Zostel
- Type: Privately held company
- Industry: Hostel Tourism Backpacker tourism
- Founded: 2013; 13 years ago
- Headquarters: Gurgaon
- Area served: India, Nepal, Thailand and Europe
- Products: Zostel Hostels Zostel Homes Zostel Escape Trusted by Zostel
- Website: www.zostel.com

= Zostel =

Indian Hospitality company

Zostel is a hostel chain with over 95 locations acrossIndia, Nepal, Thailand and Europe.

== History ==
Zostel Hospitality Pvt. Ltd was established in August 2013 by seven co-founders, who initiated their venture with the launch of the first Zostel in Jodhpur, Rajasthan on 15 August 2013.

===ZO Rooms===
In November 2014, the founders launched a new project called ZO Rooms, which aimed to provide budget-friendly hotel accommodations and aggregate hotel rooms. There were reports that ZO Rooms was acquired by rival OYO Rooms, in an all-stock deal in December 2015, which was later denied by OYO.

Zostel offers various accommodation options such as dormitories and private rooms.

===ZO World===
In 2025, on its 12th anniversary, Zostel announced the launch of “Zo World,” a travel-tech platform extending beyond hostel operations.
Zo World includes several parts:
- Zo Trips, a travel planning service that covers flights and local activities, with a projected annual revenue of ₹1,500 crore
- Zo Villas, a network of around 300 vacation homes
- Zo Houses, co-living accommodations aimed at digital nomads and creators
- Zo Digital, an artificial intelligence system designed to provide rewards and community engagement features.

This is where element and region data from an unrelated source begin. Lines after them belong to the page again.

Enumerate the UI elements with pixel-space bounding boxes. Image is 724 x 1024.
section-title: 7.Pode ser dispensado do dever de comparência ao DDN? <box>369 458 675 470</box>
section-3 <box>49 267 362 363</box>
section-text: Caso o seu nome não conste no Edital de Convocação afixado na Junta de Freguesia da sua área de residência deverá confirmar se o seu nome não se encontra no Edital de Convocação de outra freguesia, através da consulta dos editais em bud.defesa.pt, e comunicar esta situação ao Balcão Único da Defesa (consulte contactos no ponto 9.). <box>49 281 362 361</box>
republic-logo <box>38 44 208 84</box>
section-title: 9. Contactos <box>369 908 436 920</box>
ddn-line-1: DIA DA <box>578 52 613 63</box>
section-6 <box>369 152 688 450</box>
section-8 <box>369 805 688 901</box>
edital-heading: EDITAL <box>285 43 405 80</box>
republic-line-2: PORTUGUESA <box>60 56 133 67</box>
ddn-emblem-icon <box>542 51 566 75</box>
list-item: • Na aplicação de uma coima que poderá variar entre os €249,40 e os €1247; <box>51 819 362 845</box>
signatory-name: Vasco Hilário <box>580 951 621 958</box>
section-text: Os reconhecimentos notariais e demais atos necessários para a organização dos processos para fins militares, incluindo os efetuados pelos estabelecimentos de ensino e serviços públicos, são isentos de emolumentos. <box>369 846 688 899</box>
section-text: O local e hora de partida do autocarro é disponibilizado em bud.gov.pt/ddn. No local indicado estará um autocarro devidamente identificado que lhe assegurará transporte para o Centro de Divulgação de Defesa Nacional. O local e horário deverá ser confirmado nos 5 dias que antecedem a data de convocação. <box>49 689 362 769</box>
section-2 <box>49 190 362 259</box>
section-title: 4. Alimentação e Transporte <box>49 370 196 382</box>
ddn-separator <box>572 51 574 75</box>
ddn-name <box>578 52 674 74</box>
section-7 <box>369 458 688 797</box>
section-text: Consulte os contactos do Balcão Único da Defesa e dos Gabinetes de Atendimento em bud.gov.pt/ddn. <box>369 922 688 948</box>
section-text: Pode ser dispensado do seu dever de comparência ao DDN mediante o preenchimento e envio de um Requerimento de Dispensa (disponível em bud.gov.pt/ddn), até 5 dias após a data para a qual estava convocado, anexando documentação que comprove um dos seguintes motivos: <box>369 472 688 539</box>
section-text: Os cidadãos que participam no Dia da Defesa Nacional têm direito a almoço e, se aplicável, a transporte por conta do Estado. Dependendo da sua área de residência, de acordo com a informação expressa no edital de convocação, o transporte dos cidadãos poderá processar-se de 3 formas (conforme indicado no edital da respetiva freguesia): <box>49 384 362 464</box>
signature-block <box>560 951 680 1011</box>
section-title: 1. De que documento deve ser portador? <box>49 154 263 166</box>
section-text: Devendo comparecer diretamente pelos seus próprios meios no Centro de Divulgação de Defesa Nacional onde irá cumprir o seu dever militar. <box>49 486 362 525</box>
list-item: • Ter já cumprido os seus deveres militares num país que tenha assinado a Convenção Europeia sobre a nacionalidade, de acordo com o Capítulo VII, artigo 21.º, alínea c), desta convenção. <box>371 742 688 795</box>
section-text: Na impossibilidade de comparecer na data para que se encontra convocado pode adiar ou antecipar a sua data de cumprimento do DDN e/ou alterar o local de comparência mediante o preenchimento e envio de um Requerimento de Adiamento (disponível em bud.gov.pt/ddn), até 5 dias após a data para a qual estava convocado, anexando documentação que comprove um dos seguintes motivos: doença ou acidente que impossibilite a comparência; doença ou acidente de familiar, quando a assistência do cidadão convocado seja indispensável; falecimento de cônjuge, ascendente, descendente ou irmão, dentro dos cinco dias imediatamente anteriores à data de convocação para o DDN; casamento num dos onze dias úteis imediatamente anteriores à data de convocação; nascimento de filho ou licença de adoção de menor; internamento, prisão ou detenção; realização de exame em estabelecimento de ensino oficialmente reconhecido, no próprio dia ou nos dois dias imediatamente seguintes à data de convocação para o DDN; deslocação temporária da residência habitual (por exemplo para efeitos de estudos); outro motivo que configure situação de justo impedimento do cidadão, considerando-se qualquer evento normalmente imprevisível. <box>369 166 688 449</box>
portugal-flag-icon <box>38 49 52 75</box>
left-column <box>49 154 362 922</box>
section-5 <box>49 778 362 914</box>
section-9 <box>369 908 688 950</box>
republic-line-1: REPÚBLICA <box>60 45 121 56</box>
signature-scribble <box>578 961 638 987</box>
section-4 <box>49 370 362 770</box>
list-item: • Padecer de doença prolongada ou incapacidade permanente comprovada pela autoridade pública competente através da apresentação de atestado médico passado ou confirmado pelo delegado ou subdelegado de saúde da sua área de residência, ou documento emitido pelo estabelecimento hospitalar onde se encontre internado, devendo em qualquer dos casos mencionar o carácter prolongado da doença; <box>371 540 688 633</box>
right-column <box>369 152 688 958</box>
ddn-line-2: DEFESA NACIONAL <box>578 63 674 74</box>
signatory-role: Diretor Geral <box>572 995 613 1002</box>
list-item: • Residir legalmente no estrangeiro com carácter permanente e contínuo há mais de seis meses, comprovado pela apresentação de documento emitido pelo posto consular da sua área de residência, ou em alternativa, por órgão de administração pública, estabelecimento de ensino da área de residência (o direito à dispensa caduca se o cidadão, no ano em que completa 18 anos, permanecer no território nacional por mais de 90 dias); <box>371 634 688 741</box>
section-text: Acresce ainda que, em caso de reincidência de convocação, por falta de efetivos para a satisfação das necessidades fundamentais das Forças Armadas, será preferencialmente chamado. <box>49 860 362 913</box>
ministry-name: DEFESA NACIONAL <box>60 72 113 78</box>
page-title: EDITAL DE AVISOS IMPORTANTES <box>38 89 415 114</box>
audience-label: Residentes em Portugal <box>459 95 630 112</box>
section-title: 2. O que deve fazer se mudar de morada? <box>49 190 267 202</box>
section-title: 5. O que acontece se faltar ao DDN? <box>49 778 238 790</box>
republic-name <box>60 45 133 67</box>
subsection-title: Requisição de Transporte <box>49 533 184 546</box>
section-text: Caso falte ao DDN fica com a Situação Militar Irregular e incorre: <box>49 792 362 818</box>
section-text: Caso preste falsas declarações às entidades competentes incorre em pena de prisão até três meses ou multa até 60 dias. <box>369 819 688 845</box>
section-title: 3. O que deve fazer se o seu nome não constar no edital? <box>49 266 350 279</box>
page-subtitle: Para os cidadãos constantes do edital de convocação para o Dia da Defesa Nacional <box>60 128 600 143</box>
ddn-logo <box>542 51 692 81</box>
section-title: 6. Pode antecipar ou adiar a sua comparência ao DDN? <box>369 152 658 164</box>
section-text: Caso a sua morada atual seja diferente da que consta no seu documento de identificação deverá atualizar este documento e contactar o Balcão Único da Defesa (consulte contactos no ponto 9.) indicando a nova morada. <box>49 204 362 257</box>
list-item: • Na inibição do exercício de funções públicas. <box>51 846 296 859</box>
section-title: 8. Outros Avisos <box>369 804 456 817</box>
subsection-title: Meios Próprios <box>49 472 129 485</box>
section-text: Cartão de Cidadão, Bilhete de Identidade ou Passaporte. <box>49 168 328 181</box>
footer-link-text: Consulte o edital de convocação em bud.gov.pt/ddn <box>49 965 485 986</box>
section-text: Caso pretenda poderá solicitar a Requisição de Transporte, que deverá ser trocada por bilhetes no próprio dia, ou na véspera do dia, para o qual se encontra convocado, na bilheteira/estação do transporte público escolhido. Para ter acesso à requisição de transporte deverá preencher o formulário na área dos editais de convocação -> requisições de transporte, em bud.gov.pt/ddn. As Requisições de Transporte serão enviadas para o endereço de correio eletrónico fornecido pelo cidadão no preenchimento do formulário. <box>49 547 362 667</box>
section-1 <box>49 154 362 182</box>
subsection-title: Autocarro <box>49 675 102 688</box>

===Business Structure and Financials===

Zostel operates through a franchisee-owned, franchisee-operated (FOFO) model, where individual franchisees own and manage each property according to the company’s guidelines. The company charges a commission of 21–30% on booking and food and beverage revenue from its franchisees, and provides operational support and guidance.
According to reports, Zostel records annual accommodation bookings of about ₹166 crore (approximately US$20 million), with an estimated year-on-year growth of 40–50%. The strategy of the company is to focus on smaller urban areas across India, including Tier-II, Tier-III, and Tier-IV cities, rather than concentrating only on major tourist hubs.